Почти каждый день поступали бумаги о событиях на ливонском фронте, требовавшие немедленных действий. То переговоры с литовской радой, то обмен пленными, то обсуждение лживых листовок о царе, которые распускают по Европе поляки, то жалобы ревельских купцов, лишившихся из-за войны своих доходов от русского транзита…
Только следующим летом, в самую жаркую пору, отпустили Лавра со службы в дарованную ему деревеньку. Он-то сразу, как царь отписал ему землю, отправил на ту дачу две телеги под загрузку, но вернулись они пустые: возчики сказали, что в их переговоры с общиной вмешался земской советник из Тетёрок. Пусть, говорит, приезжает сам хозяин с бумагами от царя, а иначе никак. Или ежжайте, говорит, к воеводе в Каширу – а кто мы такие, воеводу тревожить? Сунулись в Лиду к земскому старосте, так и тот ничего не решил.
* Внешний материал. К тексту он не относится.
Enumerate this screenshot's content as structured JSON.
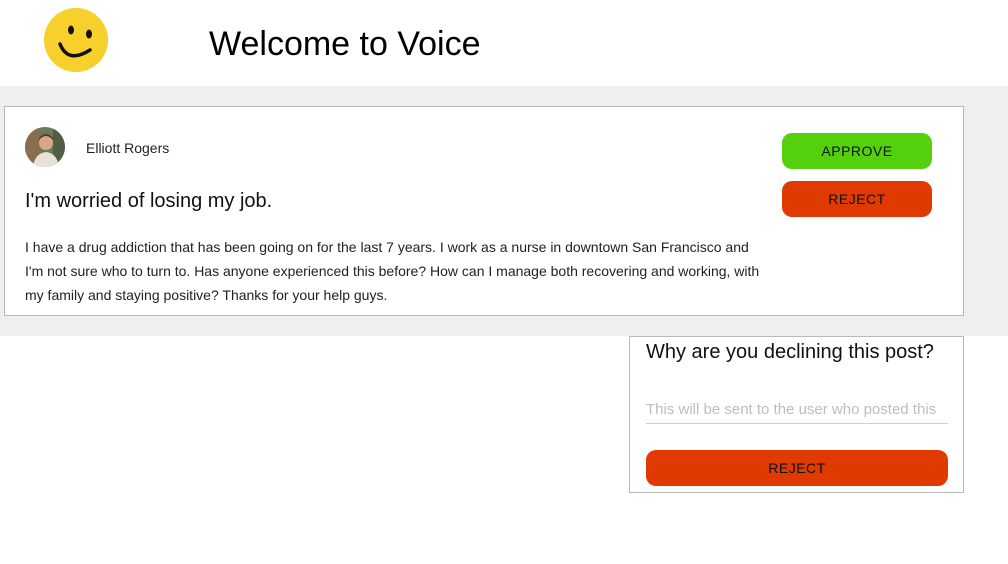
{
  "header": {
    "logo_icon": "smiley-icon",
    "title": "Welcome to Voice"
  },
  "colors": {
    "approve": "#55d00d",
    "reject": "#e03a00",
    "logo_yellow": "#f7d02c",
    "band_background": "#efefef"
  },
  "post": {
    "author": "Elliott Rogers",
    "avatar_icon": "user-avatar",
    "title": "I'm worried of losing my job.",
    "body": "I have a drug addiction that has been going on for the last 7 years. I work as a nurse in downtown San Francisco and I'm not sure who to turn to. Has anyone experienced this before? How can I manage both recovering and working, with my family and staying positive? Thanks for your help guys.",
    "approve_label": "APPROVE",
    "reject_label": "REJECT"
  },
  "decline": {
    "question": "Why are you declining this post?",
    "placeholder": "This will be sent to the user who posted this",
    "value": "",
    "reject_label": "REJECT"
  }
}
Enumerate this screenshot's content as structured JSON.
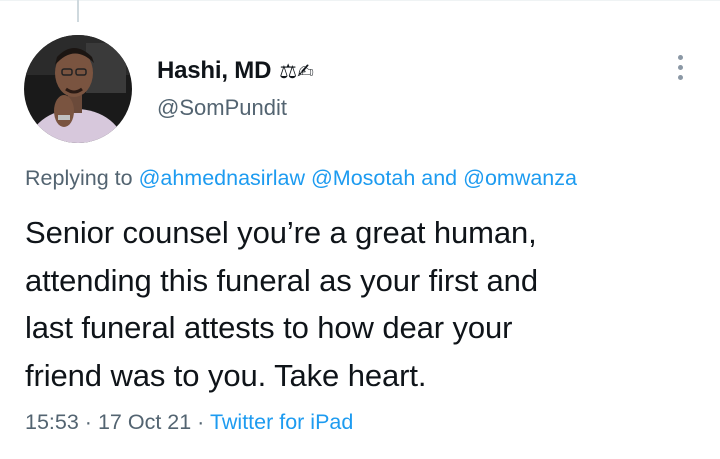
{
  "author": {
    "display_name": "Hashi, MD",
    "emojis": "⚖✍",
    "handle": "@SomPundit"
  },
  "replying": {
    "prefix": "Replying to",
    "mentions": [
      "@ahmednasirlaw",
      "@Mosotah",
      "@omwanza"
    ],
    "conjunction": "and"
  },
  "tweet": {
    "lines": [
      "Senior counsel you’re a great human,",
      "attending this funeral as your first and",
      "last funeral attests to how dear your",
      "friend was to you. Take heart."
    ]
  },
  "meta": {
    "time": "15:53",
    "separator": "·",
    "date": "17 Oct 21",
    "source": "Twitter for iPad"
  },
  "colors": {
    "text": "#0f1419",
    "secondary": "#536471",
    "link": "#1d9bf0"
  },
  "icons": {
    "more": "more-vertical-icon"
  }
}
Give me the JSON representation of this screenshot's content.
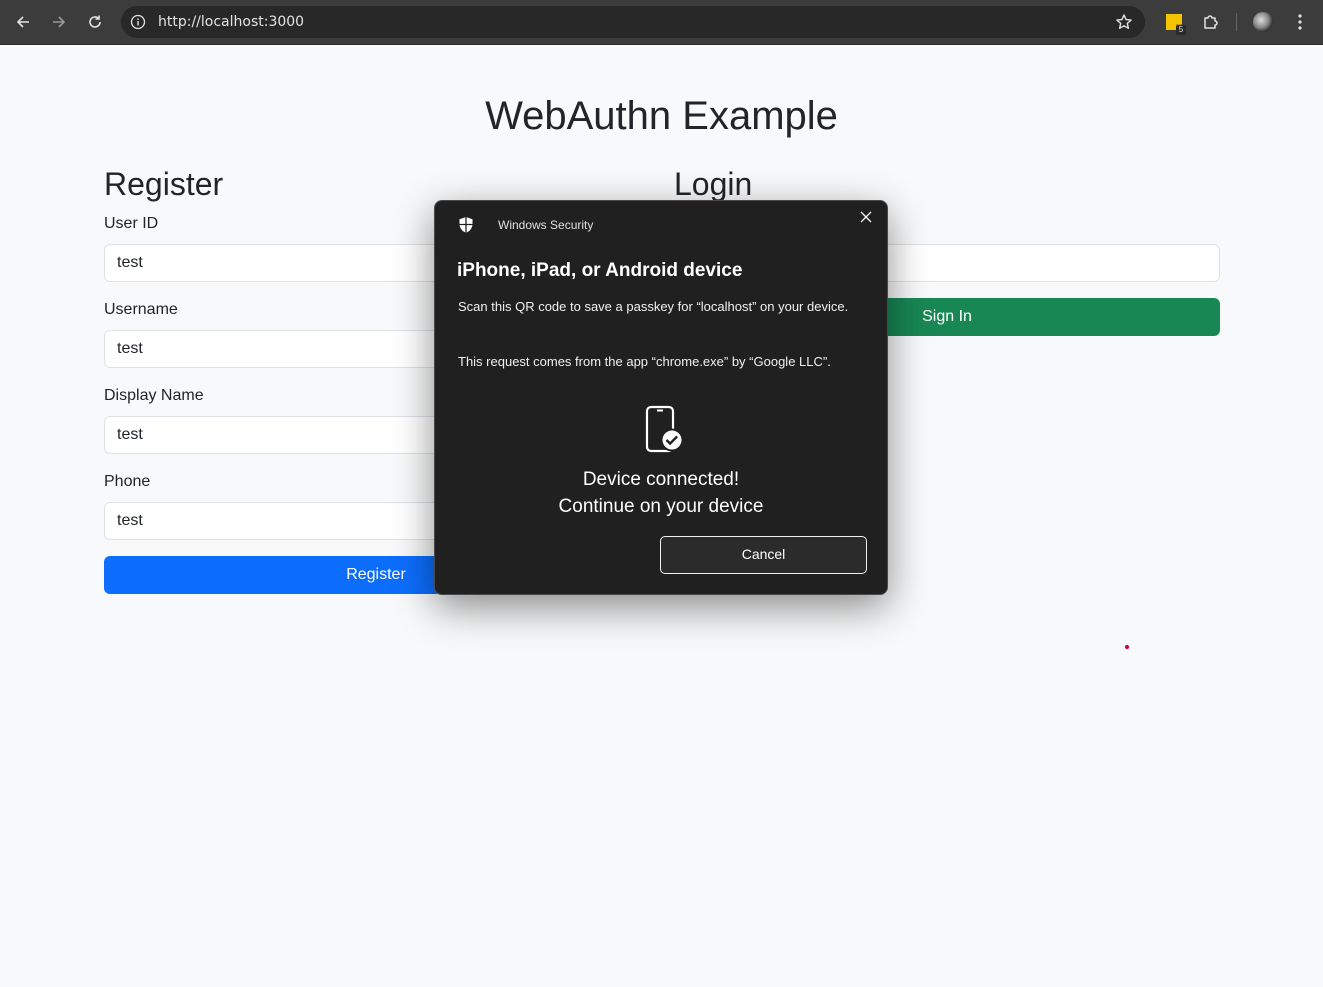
{
  "browser": {
    "url": "http://localhost:3000",
    "extension_badge": "5"
  },
  "page": {
    "title": "WebAuthn Example",
    "register": {
      "heading": "Register",
      "fields": [
        {
          "label": "User ID",
          "value": "test"
        },
        {
          "label": "Username",
          "value": "test"
        },
        {
          "label": "Display Name",
          "value": "test"
        },
        {
          "label": "Phone",
          "value": "test"
        }
      ],
      "button_label": "Register"
    },
    "login": {
      "heading": "Login",
      "button_label": "Sign In"
    }
  },
  "dialog": {
    "window_title": "Windows Security",
    "heading": "iPhone, iPad, or Android device",
    "paragraph1": "Scan this QR code to save a passkey for “localhost” on your device.",
    "paragraph2": "This request comes from the app “chrome.exe” by “Google LLC”.",
    "status_line1": "Device connected!",
    "status_line2": "Continue on your device",
    "cancel_label": "Cancel"
  },
  "colors": {
    "primary": "#0d6efd",
    "success": "#198754",
    "dialog_bg": "#202020"
  }
}
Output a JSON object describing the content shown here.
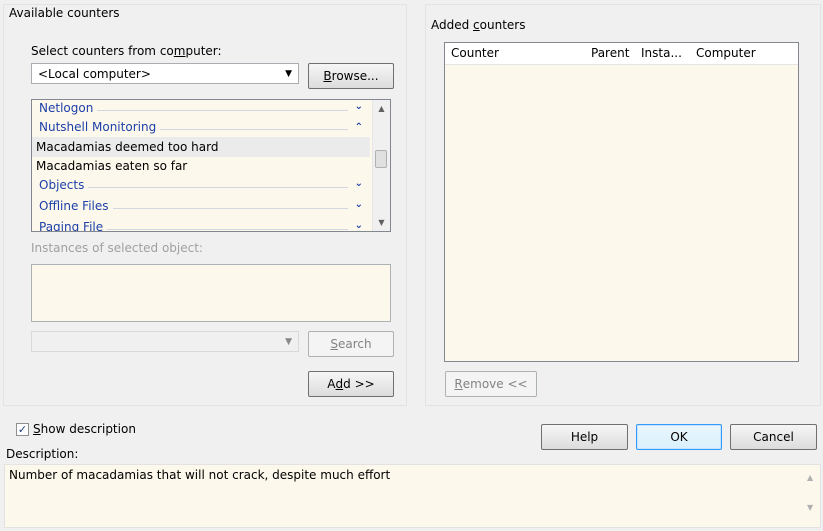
{
  "available": {
    "group_label": "Available counters",
    "select_from_label": "Select counters from computer:",
    "computer_value": "<Local computer>",
    "browse_label": "Browse...",
    "categories": [
      {
        "name": "Netlogon",
        "expanded": false
      },
      {
        "name": "Nutshell Monitoring",
        "expanded": true
      },
      {
        "name": "Objects",
        "expanded": false
      },
      {
        "name": "Offline Files",
        "expanded": false
      },
      {
        "name": "Paging File",
        "expanded": false
      }
    ],
    "counters": [
      {
        "label": "Macadamias deemed too hard",
        "selected": true
      },
      {
        "label": "Macadamias eaten so far",
        "selected": false
      }
    ],
    "instances_label": "Instances of selected object:",
    "search_value": "",
    "search_label": "Search",
    "add_label": "Add >>"
  },
  "added": {
    "group_label": "Added counters",
    "columns": [
      "Counter",
      "Parent",
      "Insta...",
      "Computer"
    ],
    "rows": [],
    "remove_label": "Remove <<"
  },
  "show_description": {
    "label": "Show description",
    "checked": true
  },
  "description": {
    "label": "Description:",
    "text": "Number of macadamias that will not crack, despite much effort"
  },
  "buttons": {
    "help": "Help",
    "ok": "OK",
    "cancel": "Cancel"
  },
  "icons": {
    "checkbox": "checkmark-icon",
    "collapse": "chevron-up-icon",
    "expand": "chevron-down-icon",
    "dropdown": "dropdown-arrow-icon"
  },
  "colors": {
    "list_background": "#fdf8ec",
    "category_text": "#1c3fa8",
    "default_button_border": "#3399ff"
  }
}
Теперь Лавр добился отпуска, да и то потому, что измучил дьяка просьбами.
– Раз я не могу получать со своей земли дохода, – говорил он, – то верстайте меня деньгами.
– Ты со своего извоза получаешь.
– Одно дело извоз, другое – служба! Доходы с извоза на сено и овёс уходят.
– Тебя дровами, медами и свечами бесплатно верстают!
– А рот мне чем набивать? Дровами?
И сказал ему Вася Щелкалов:
– Да езжай ты уже! Надоел. Нет у меня денег.
– Василий Яковлевич, – ответил ему Лавр, – мы порядки знаем, благодарить умеем.
– Ладно, ладно, – засмеялся Василий. – Ничего мне от тебя не надо. Привези настойки смородиновой, да пастилы белёвской. Белугу не забудь: на Оке белуга знатная.
– Да! Белуга у нас – всем белугам белуга, – с энтузиазмом поддержал его Лавр, слегка удивляясь: стол у посольских был и так богат рыбой, они получали её с царских рыболовен. – А наша белорыбица! А осётр! Ведь лучше волжского, право слово. А лещи полупудовые! М-ммм… Жирные, гладкие… Через двести лет такого леща и не сыщешь!
– А, вези и этих всех тоже. Ты, что ли, там лавливал?
– Было дело, – сказал Лавр, и призадумался. Когда он там лавливал, в Оке было столько рыбы, что реку можно было пешком перейти, прямо по рыбьим спинам.
И отправился в путь.
Добравшись до Оки, он увидел, что нынче на тот берег так просто не попасть! Плоты понтонного моста, поскольку по реке шли струги, были разведены. Въезд на мост перекрывали три десятка телег и возков, и толпа пеших. По обочинам – костры, над знойной толпой – разнообразные запахи: жаркого, навоза, и неведомо, чего ещё. У самого въезда на разведённый пока мост гремела ругань: за Окой пограничная украина, проходящим надо иметь подорожную! – и стрельцы решали, кого пропускать, кого нет. Никакими деньгами нельзя было их подкупить. А ведь на этом берегу от прежней Каширы остались лишь немногие селяне – а сам город с тем же названием был там, по ту сторону! Там была власть, там был воевода, к которому Лавру и надо было попасть.